Anybody have any reformation day movie recommendations? (Other than either Luther movie)


----------



## whirlingmerc (Oct 29, 2014)

KJB: The Book That Changed The World is very good
KJB: The Book That Changed The World (Widescreen) - Walmart.com


----------



## Jack K (Oct 29, 2014)

The best movie ever made about the events surrounding the Reformation is _A Man for All Seasons_. Sadly, though, the Protestants are the bad guys in that one.


----------



## DMcFadden (Oct 29, 2014)

You discounted the perfect movie! I plan on watching both Luther and KJV Friday evening.


----------



## NB3K (Oct 29, 2014)

I wonder if a movie on the Reformation is in the works for 2017.


----------



## reaganmarsh (Oct 29, 2014)

NB3K said:


> I wonder if a movie on the Reformation is in the works for 2017.



That would be wonderful, wouldn't it?
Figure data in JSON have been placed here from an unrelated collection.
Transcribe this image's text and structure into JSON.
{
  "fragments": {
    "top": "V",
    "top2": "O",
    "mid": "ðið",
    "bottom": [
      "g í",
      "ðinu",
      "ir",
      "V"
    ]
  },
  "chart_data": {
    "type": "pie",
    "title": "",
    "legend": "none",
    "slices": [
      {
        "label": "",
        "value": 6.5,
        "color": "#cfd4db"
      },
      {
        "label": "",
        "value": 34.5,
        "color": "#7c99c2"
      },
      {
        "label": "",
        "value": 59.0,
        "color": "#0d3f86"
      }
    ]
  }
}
Not sure if there are any good documentaries on the Reformation or not.


----------



## DeniseM (Oct 29, 2014)

God's Outlaw:William Tyndale.
John Wycliffe The Morning Star(A little pre-reformation, but still appropriate)


----------



## Tyrese (Oct 29, 2014)

Amazing Grace: The History and Theology of Calvinism


----------



## arapahoepark (Oct 29, 2014)

https://www.visionvideo.com/search_by_category.taf?_function=sub_list&name=Other%20Reformers&sub_cat=23


----------



## whirlingmerc (Oct 30, 2014)

Fransis Shaeffer How Should We Then live on the Reformation 
https://www.youtube.com/watch?v=Q78dQkW9Ofg

Reformation overview on Wycliff https://www.youtube.com/watch?v=U6gJnGdlJkE
Reformation overview on Jan Hus https://www.youtube.com/watch?v=mDgkRvXr9Bs
some mini videos John Knox House https://www.youtube.com/watch?v=Qkn-QvM6j-s
or a sermon on John Knox? https://www.youtube.com/watch?v=5POVWKyga0U by Steve Lawson?


----------



## Miss Marple (Oct 30, 2014)

Very useful thread; I comment to sort of bookmark it for myself.


----------